The UK has just experienced over a month when no coal was burned to make electricity, the first time since coal-fired power stations were built. When Longannet power station’s turbines stopped spinning in 2016 that was the end of 115 years of coal burning for power in Scotland. Around the world, coal-fired power production is in terminal decline and in some places, it is already cheaper to build new renewable power generation than to keep running a gas-fired power station.

Last year three-quarters of new generation capacity build around the world was renewables, principally solar and wind. Even under pro-coal Donald Trump, renewables will overtake coal for US electricity production this year. The only major fossil-fuel power station left in Scotland, the gas-fired station at Peterhead, is running at much-reduced capacity and likely to close in the next few years.

Renewable electricity

We have two nuclear stations, but the two reactors at Hunterston have hardly run in the last two years because of cracking in their cores and are currently shut down, quite possibly never to start again. We are in the midst of an energy revolution. It moves quite slowly so you may not have understood that the power that flows when you flick a switch today is very different from the power that flowed 30 years ago. And that’s great because taking the carbon out of our electricity is essential in the fight against climate change.

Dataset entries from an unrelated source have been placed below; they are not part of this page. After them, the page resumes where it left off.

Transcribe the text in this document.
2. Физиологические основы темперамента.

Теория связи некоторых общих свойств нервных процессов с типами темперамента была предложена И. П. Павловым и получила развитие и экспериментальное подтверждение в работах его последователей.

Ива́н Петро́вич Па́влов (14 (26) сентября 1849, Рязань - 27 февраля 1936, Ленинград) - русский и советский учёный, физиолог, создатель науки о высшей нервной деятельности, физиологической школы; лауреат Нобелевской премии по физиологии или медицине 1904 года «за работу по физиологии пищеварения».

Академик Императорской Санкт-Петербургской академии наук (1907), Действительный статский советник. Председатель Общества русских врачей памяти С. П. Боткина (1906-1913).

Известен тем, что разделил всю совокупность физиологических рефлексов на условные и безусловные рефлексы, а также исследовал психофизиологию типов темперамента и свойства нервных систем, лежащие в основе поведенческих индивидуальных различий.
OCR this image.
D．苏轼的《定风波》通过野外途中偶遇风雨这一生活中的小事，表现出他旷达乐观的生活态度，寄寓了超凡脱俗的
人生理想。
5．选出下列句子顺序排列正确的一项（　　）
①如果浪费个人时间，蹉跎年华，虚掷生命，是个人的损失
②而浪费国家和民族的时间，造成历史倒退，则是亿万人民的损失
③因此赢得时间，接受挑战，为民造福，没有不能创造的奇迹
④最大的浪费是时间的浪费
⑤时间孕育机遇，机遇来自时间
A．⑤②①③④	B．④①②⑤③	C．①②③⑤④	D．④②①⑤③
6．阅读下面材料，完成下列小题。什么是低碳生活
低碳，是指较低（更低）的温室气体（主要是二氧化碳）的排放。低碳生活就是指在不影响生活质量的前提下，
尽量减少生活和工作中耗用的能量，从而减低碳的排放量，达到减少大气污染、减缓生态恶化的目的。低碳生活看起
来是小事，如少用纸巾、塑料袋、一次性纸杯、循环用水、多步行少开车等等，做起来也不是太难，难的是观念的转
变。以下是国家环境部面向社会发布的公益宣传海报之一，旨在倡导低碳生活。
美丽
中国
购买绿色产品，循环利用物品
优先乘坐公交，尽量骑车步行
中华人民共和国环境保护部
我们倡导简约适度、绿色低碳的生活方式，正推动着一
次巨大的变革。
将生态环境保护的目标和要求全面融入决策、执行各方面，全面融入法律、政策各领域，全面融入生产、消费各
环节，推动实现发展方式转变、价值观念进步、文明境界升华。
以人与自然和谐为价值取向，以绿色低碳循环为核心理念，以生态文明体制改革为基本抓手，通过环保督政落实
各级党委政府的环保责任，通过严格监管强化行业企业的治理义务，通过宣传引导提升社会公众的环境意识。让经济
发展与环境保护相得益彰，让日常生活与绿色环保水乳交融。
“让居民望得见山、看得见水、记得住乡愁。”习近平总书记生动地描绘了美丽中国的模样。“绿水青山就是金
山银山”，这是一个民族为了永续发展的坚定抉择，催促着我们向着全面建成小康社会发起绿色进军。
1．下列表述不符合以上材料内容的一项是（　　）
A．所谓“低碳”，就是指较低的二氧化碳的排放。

Also essential is substituting electricity from renewable for fossil fuels in heating and transport. Energy industry staff are essential workers in this lockdown period, keeping power flowing. Construction work on new renewable energy schemes has stopped for now, but it will surge back.

Today, renewable energy produces 90 per cent of the electricity we use in Scotland and more of it includes ownership by communities. Because of planning delays and lack of support from the UK Government, we won’t quite reach the target of 100 per cent by the end of this year but big schemes already under construction and in the pipeline mean it won’t be long before we do.